Le fonctionnement de sa
démocratie pose problème. On voit bien que dans tous les stades de son
déroulement, ses élections, ses prises de décisions, le vote de ses lois, leur
application même, l’intervention de lobbies très riches et très organisés, imposent
par leur influence, la marque d’un dévoiement de la démocratie, de son sens et
de son respect. En France, l’argent, s’il ne
peut pas encore tout, peut déjà beaucoup trop !
La lutte du Capital
contre le Travail, n’est pas finie. On voit que le chômage de masse favorise
l’augmentation des dividendes, et c’est ainsi que l’on verra se creuser au fil
du temps, le gouffre qui sépare les trop riches des trop pauvres. Lorsqu’un ouvrier
chômeur désespéré voit s’afficher les salaires des PDG, auxquels s’ajoutent les
bonus, les stock-options, la retraite chapeau, et même une prime de départ,
tous ces chiffres s’exprimant en millions d’Euros, on peut se demander où le
chômeur pourrait aller chercher ses sentiments fraternels à l’égard de ces PDG
voraces insatiables qui, en outre, affichent partout, une morgue de
grand-seigneur.
Les rites de la République
ne sont pas exempts de responsabilité dans cette situation de fracture. Les
« très riches » arborent
souvent, au revers du veston, la légion d’honneur. Les citoyens, peuvent
en toute bonne foi, se demander s’il ne s’agit pas là d’une distinction
rituelle que les puissants se distribuent entre eux, pour mieux se reconnaître
dans les cercles huppés. On reconnaîtra toutefois, que certaines personnes du
commun peuvent aussi être distinguées de ce ruban rouge. Mais il s’agit
toujours, immanquablement, pour des faits réellement héroïques : militaires, policiers,
sauveteurs et autres héros, qui, en général, ont risqué ou perdu la vie.
Nuance !!!!
Fracture !
Rupture ! S’est-on suffisamment demandé si, l’école d’abord, et les
responsables politiques du Pays, ensuite, avaient pris un soin suffisant à
préserver dans les couches populaires, l’espoir des parents, des enfants, leur
montrant que la République savait offrir à tous, l’égalité des chances, que
l’effort, le travail et le mérite personnel, pouvaient être justement
récompensés par la réussite.
Fracture encore,
lorsque le Capitalisme financier et la Finance spéculative s’arrogent la
possibilité d’accumuler capitaux et richesses sans fin, sans limites, en masses
universellement mobiles, tenant le monde sous la menace de crises dangereuses
et mortelles pour des populations entières.
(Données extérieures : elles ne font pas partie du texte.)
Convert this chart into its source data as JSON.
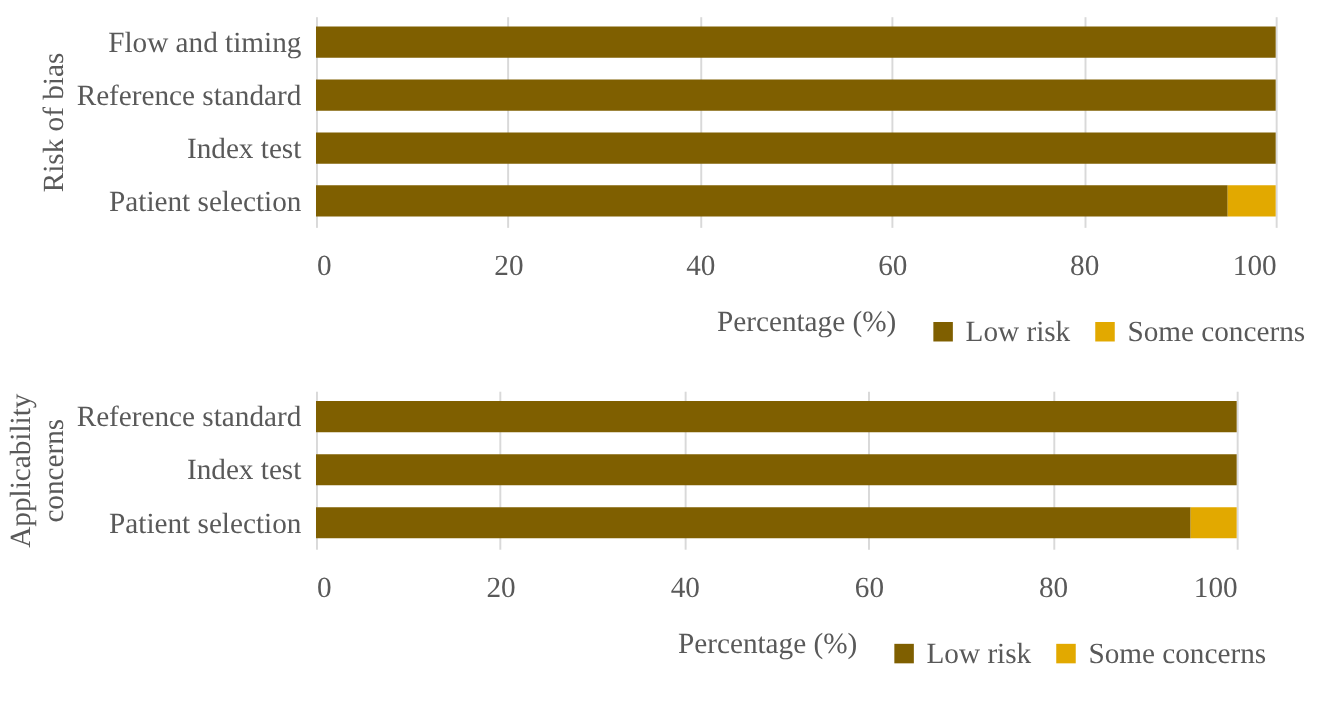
{
  "chart_data": [
    {
      "type": "bar",
      "orientation": "horizontal",
      "stacked": true,
      "ylabel": "Risk of bias",
      "xlabel": "Percentage (%)",
      "categories": [
        "Flow and timing",
        "Reference standard",
        "Index test",
        "Patient selection"
      ],
      "series": [
        {
          "name": "Low risk",
          "color": "#7f5f00",
          "values": [
            100,
            100,
            100,
            95
          ]
        },
        {
          "name": "Some concerns",
          "color": "#e2a900",
          "values": [
            0,
            0,
            0,
            5
          ]
        }
      ],
      "xlim": [
        0,
        100
      ],
      "xticks": [
        0,
        20,
        40,
        60,
        80,
        100
      ],
      "grid": "x",
      "legend": "bottom right"
    },
    {
      "type": "bar",
      "orientation": "horizontal",
      "stacked": true,
      "ylabel": "Applicability concerns",
      "xlabel": "Percentage (%)",
      "categories": [
        "Reference standard",
        "Index test",
        "Patient selection"
      ],
      "series": [
        {
          "name": "Low risk",
          "color": "#7f5f00",
          "values": [
            100,
            100,
            95
          ]
        },
        {
          "name": "Some concerns",
          "color": "#e2a900",
          "values": [
            0,
            0,
            5
          ]
        }
      ],
      "xlim": [
        0,
        100
      ],
      "xticks": [
        0,
        20,
        40,
        60,
        80,
        100
      ],
      "grid": "x",
      "legend": "bottom right"
    }
  ]
}
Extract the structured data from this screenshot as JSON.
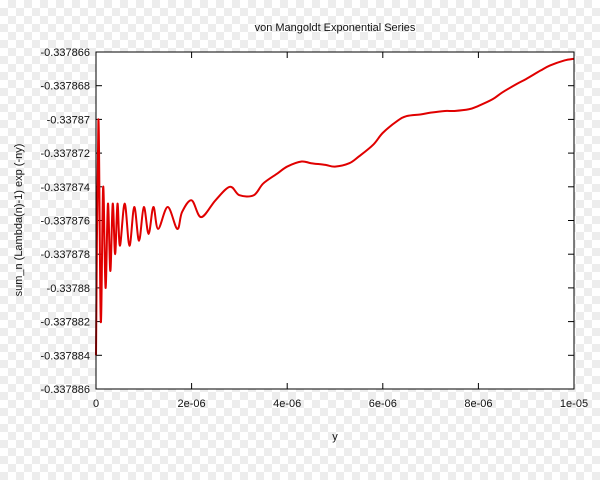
{
  "chart_data": {
    "type": "line",
    "title": "von Mangoldt Exponential Series",
    "xlabel": "y",
    "ylabel": "sum_n (Lambda(n)-1) exp (-ny)",
    "xlim": [
      0,
      1e-05
    ],
    "ylim": [
      -0.337886,
      -0.337866
    ],
    "x_ticks": [
      "0",
      "2e-06",
      "4e-06",
      "6e-06",
      "8e-06",
      "1e-05"
    ],
    "x_tick_values": [
      0,
      2e-06,
      4e-06,
      6e-06,
      8e-06,
      1e-05
    ],
    "y_ticks": [
      "-0.337866",
      "-0.337868",
      "-0.33787",
      "-0.337872",
      "-0.337874",
      "-0.337876",
      "-0.337878",
      "-0.33788",
      "-0.337882",
      "-0.337884",
      "-0.337886"
    ],
    "y_tick_values": [
      -0.337866,
      -0.337868,
      -0.33787,
      -0.337872,
      -0.337874,
      -0.337876,
      -0.337878,
      -0.33788,
      -0.337882,
      -0.337884,
      -0.337886
    ],
    "grid": false,
    "series": [
      {
        "color": "#e00000",
        "x": [
          0,
          5e-08,
          1e-07,
          1.5e-07,
          2e-07,
          2.5e-07,
          3e-07,
          3.5e-07,
          4e-07,
          4.5e-07,
          5e-07,
          6e-07,
          7e-07,
          8e-07,
          9e-07,
          1e-06,
          1.1e-06,
          1.2e-06,
          1.3e-06,
          1.5e-06,
          1.7e-06,
          1.8e-06,
          2e-06,
          2.2e-06,
          2.5e-06,
          2.8e-06,
          3e-06,
          3.3e-06,
          3.5e-06,
          3.8e-06,
          4e-06,
          4.3e-06,
          4.5e-06,
          4.8e-06,
          5e-06,
          5.3e-06,
          5.5e-06,
          5.8e-06,
          6e-06,
          6.3e-06,
          6.5e-06,
          6.8e-06,
          7e-06,
          7.3e-06,
          7.5e-06,
          7.8e-06,
          8e-06,
          8.3e-06,
          8.5e-06,
          8.8e-06,
          9e-06,
          9.3e-06,
          9.5e-06,
          9.8e-06,
          1e-05
        ],
        "y": [
          -0.337884,
          -0.33787,
          -0.337882,
          -0.337874,
          -0.33788,
          -0.337875,
          -0.337879,
          -0.337875,
          -0.337878,
          -0.337875,
          -0.3378775,
          -0.337875,
          -0.3378775,
          -0.3378752,
          -0.3378772,
          -0.3378752,
          -0.3378768,
          -0.3378752,
          -0.3378765,
          -0.3378752,
          -0.3378765,
          -0.3378755,
          -0.3378748,
          -0.3378758,
          -0.3378748,
          -0.337874,
          -0.3378745,
          -0.3378745,
          -0.3378738,
          -0.3378732,
          -0.3378728,
          -0.3378725,
          -0.3378726,
          -0.3378727,
          -0.3378728,
          -0.3378726,
          -0.3378722,
          -0.3378715,
          -0.3378708,
          -0.3378701,
          -0.3378698,
          -0.3378697,
          -0.3378696,
          -0.3378695,
          -0.3378695,
          -0.3378694,
          -0.3378692,
          -0.3378688,
          -0.3378684,
          -0.3378679,
          -0.3378676,
          -0.3378671,
          -0.3378668,
          -0.3378665,
          -0.3378664
        ]
      }
    ]
  }
}
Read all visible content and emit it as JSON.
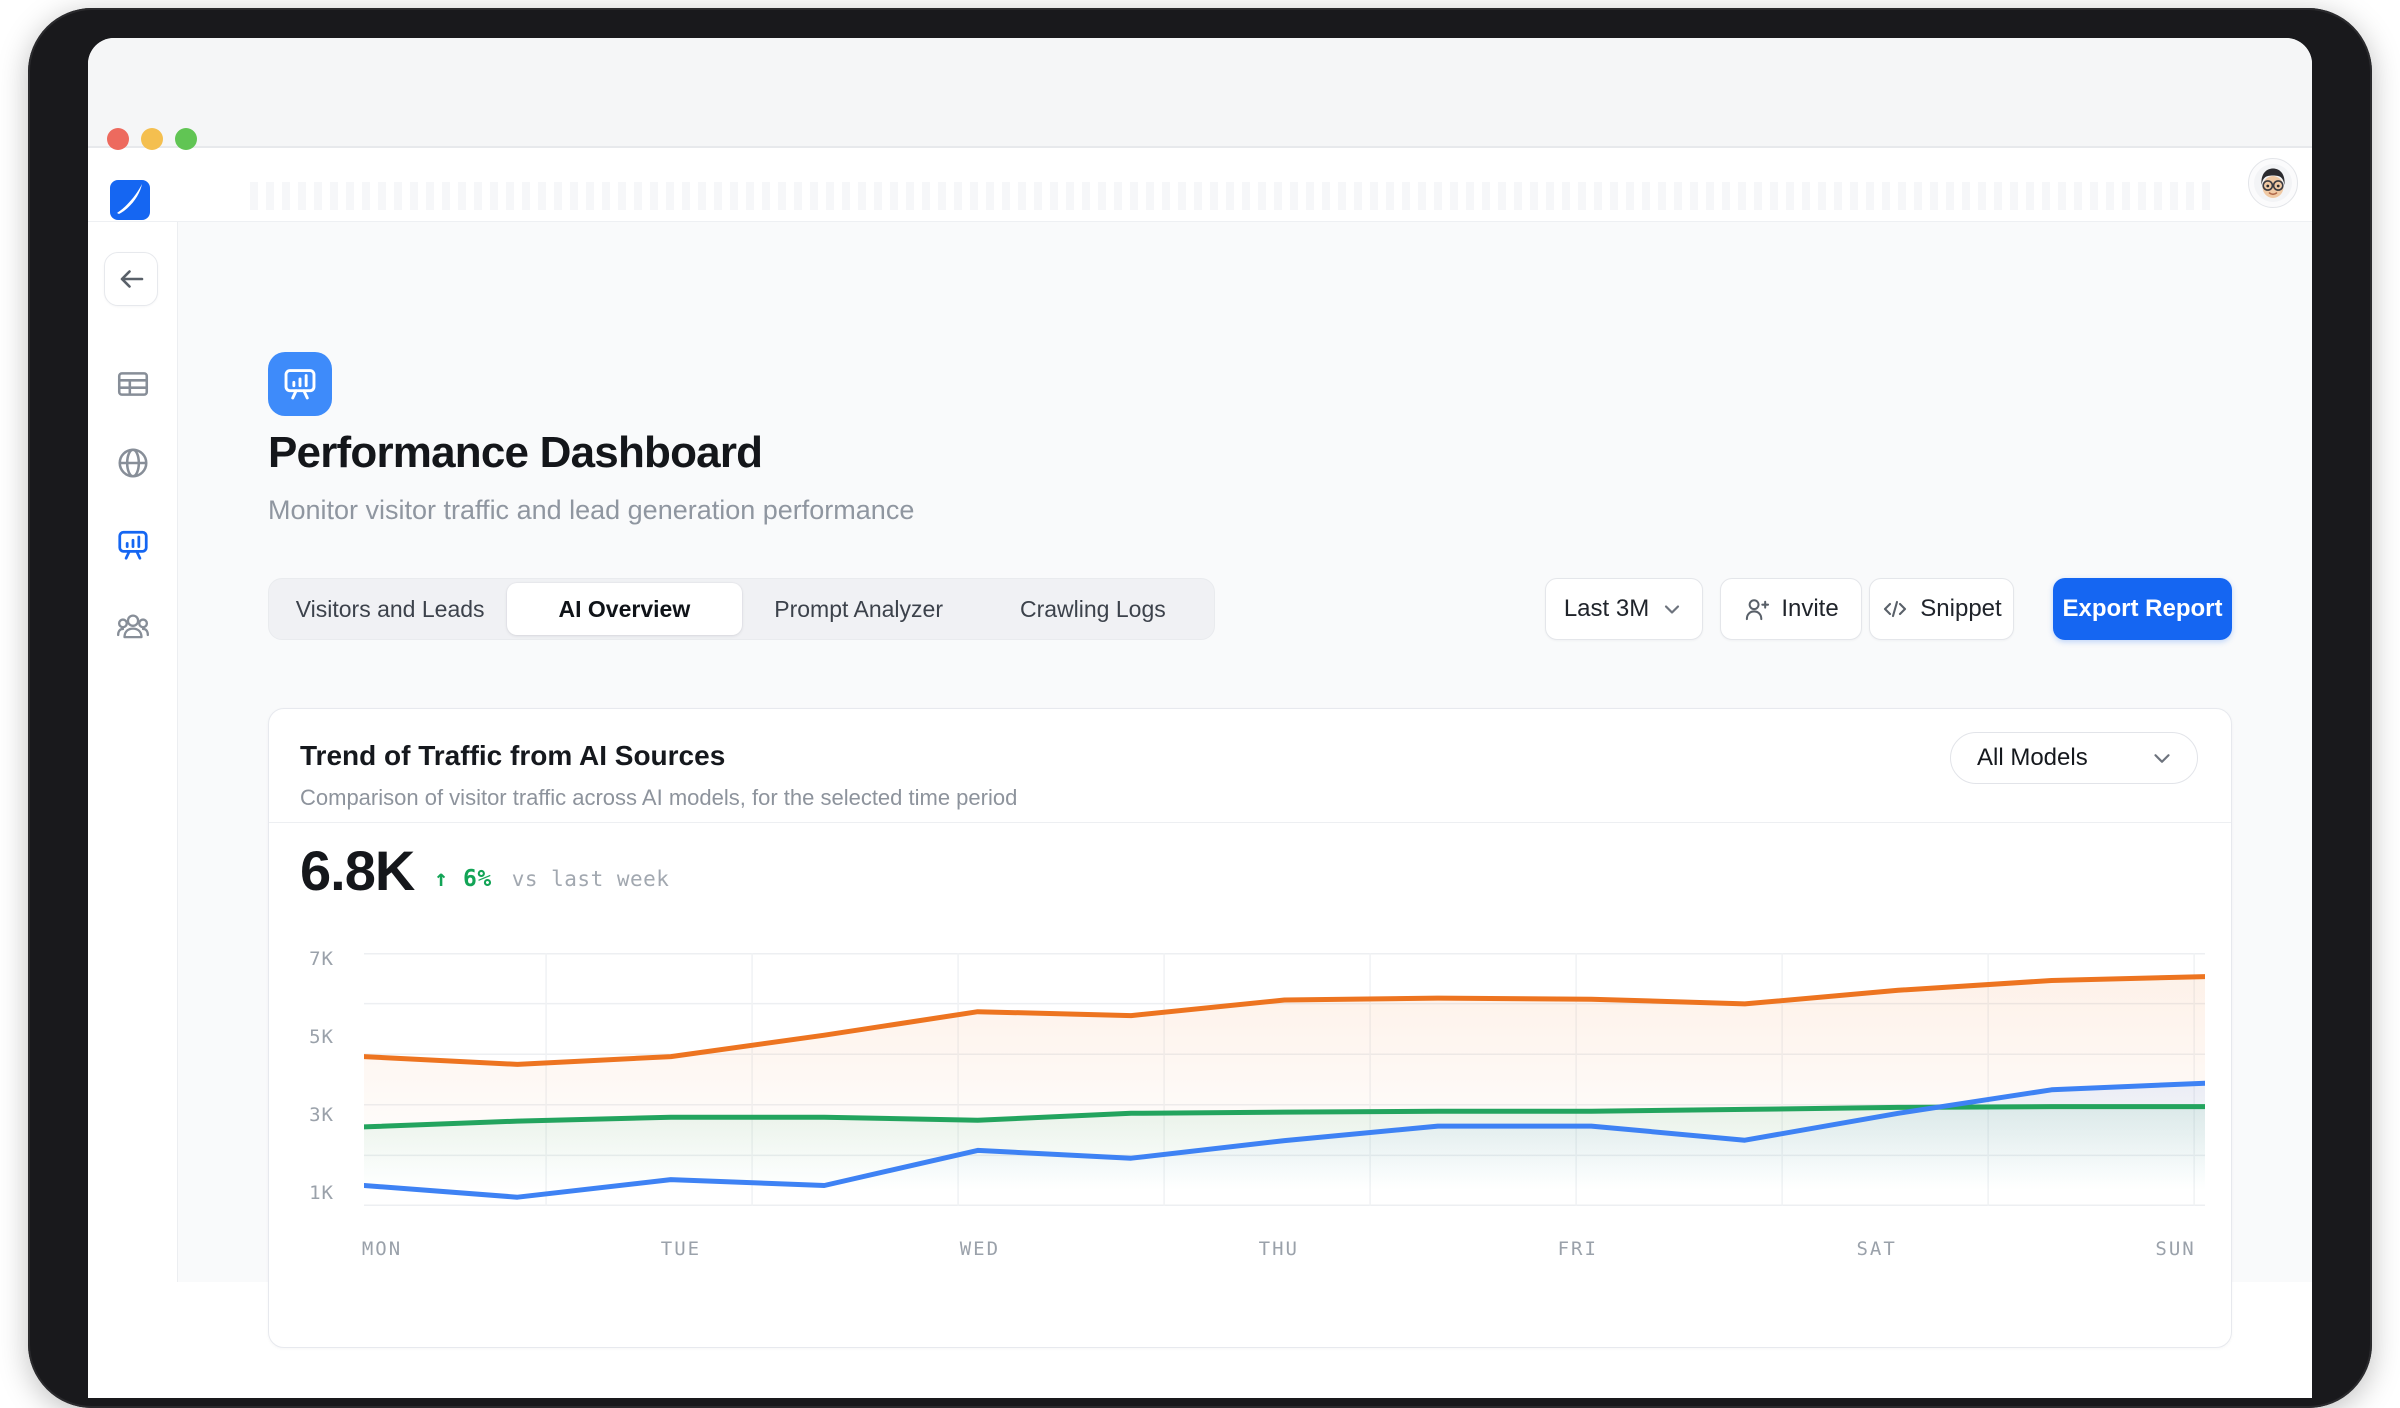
{
  "colors": {
    "brand_blue": "#1566F2",
    "header_icon_bg": "#3E8BFA",
    "traffic_red": "#ED6A5E",
    "traffic_yellow": "#F4BF4F",
    "traffic_green": "#61C554",
    "delta_green": "#12A456",
    "icon_gray": "#878E98"
  },
  "window": {
    "traffic_lights": [
      {
        "name": "close-button",
        "color": "#ED6A5E"
      },
      {
        "name": "minimize-button",
        "color": "#F4BF4F"
      },
      {
        "name": "zoom-button",
        "color": "#61C554"
      }
    ]
  },
  "sidebar": {
    "items": [
      {
        "name": "sidebar-item-tables",
        "icon": "table-icon",
        "active": false
      },
      {
        "name": "sidebar-item-web",
        "icon": "globe-icon",
        "active": false
      },
      {
        "name": "sidebar-item-performance",
        "icon": "presentation-chart-icon",
        "active": true
      },
      {
        "name": "sidebar-item-team",
        "icon": "people-icon",
        "active": false
      }
    ]
  },
  "page": {
    "title": "Performance Dashboard",
    "subtitle": "Monitor visitor traffic and lead generation performance"
  },
  "tabs": [
    {
      "label": "Visitors and Leads",
      "active": false
    },
    {
      "label": "AI Overview",
      "active": true
    },
    {
      "label": "Prompt Analyzer",
      "active": false
    },
    {
      "label": "Crawling Logs",
      "active": false
    }
  ],
  "controls": {
    "range_label": "Last 3M",
    "invite_label": "Invite",
    "snippet_label": "Snippet",
    "export_label": "Export Report"
  },
  "card": {
    "title": "Trend of Traffic from AI Sources",
    "subtitle": "Comparison of visitor traffic across AI models, for the selected time period",
    "model_filter": "All Models"
  },
  "stat": {
    "value": "6.8K",
    "delta_arrow": "↑",
    "delta": "6%",
    "comparison": "vs last week"
  },
  "chart_data": {
    "type": "line",
    "title": "Trend of Traffic from AI Sources",
    "x_categories": [
      "MON",
      "TUE",
      "WED",
      "THU",
      "FRI",
      "SAT",
      "SUN"
    ],
    "points_per_day": 2,
    "y_tick_labels": [
      "7K",
      "5K",
      "3K",
      "1K"
    ],
    "y_tick_values": [
      7000,
      5000,
      3000,
      1000
    ],
    "ylim": [
      675,
      7154
    ],
    "grid": true,
    "legend": "none",
    "headline_value": "6.8K",
    "headline_delta": "+6% vs last week",
    "series": [
      {
        "name": "orange-series",
        "color": "#ED7420",
        "values": [
          4500,
          4300,
          4500,
          5050,
          5650,
          5550,
          5950,
          6000,
          5970,
          5850,
          6200,
          6450,
          6550
        ]
      },
      {
        "name": "green-series",
        "color": "#23A45E",
        "values": [
          2700,
          2850,
          2950,
          2950,
          2870,
          3050,
          3080,
          3100,
          3100,
          3150,
          3200,
          3220,
          3220
        ]
      },
      {
        "name": "blue-series",
        "color": "#3E82F4",
        "values": [
          1200,
          900,
          1350,
          1200,
          2100,
          1900,
          2350,
          2720,
          2720,
          2360,
          3050,
          3650,
          3820
        ]
      }
    ]
  }
}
Fracture, par la transmission
injuste des héritages. Fracture voulue par des riches qui vivent dans leurs
quartiers, invisibles, mystérieux, qui s’amusent entre eux, se marient entre
eux, s’isolent dans leurs châteaux, leurs hôtels-particuliers, pour vivre leurs
rites, leurs coutumes, leurs « manières ».
Fracture, aussi,
lorsque des promesses électorales importantes, capables d’apporter un
réajustement modeste dans la répartition des richesses sont, au moment où les
élus sont en situation de pouvoir les appliquer, oubliées tout simplement.
Ainsi, oubliée la grande révolution fiscale, oubliée la taxe Tobin sur les transactions
financières internationales, oubliée la chasse aux optimisations fiscales des
grands groupes sous forme de prestations fictives avec leurs filiales établies
à l’étranger.
Fracture enfin,
montrant ces jeunes sortis d’un parcours scolaire chaotique, livrés à la rue et
à ses trafics, fantômes nocturnes, ignorés, qui découvrent un jour, qu’en
suscitant la peur, ils seraient vus, regardés, et reconnus.
On peut s’arrêter là. Ces exemples sont suffisants pour montrer qu’il
très difficile, impossible même, aux populations des classes populaires et
moyennes de se sentir en empathie, ou en cohabitation fraternelle avec les
seigneurs dominant notre monde, qui sont partout les maîtres, couverts par la
tutélaire mondialisation néolibérale, et son OMC. Il ne reste aux peuples qu’à
se tenir silencieux et obéissants, cherchant chacun pour soi, une relative
tranquillité, sans nourrir d’espoirs insensés qui ne feraient que les affliger.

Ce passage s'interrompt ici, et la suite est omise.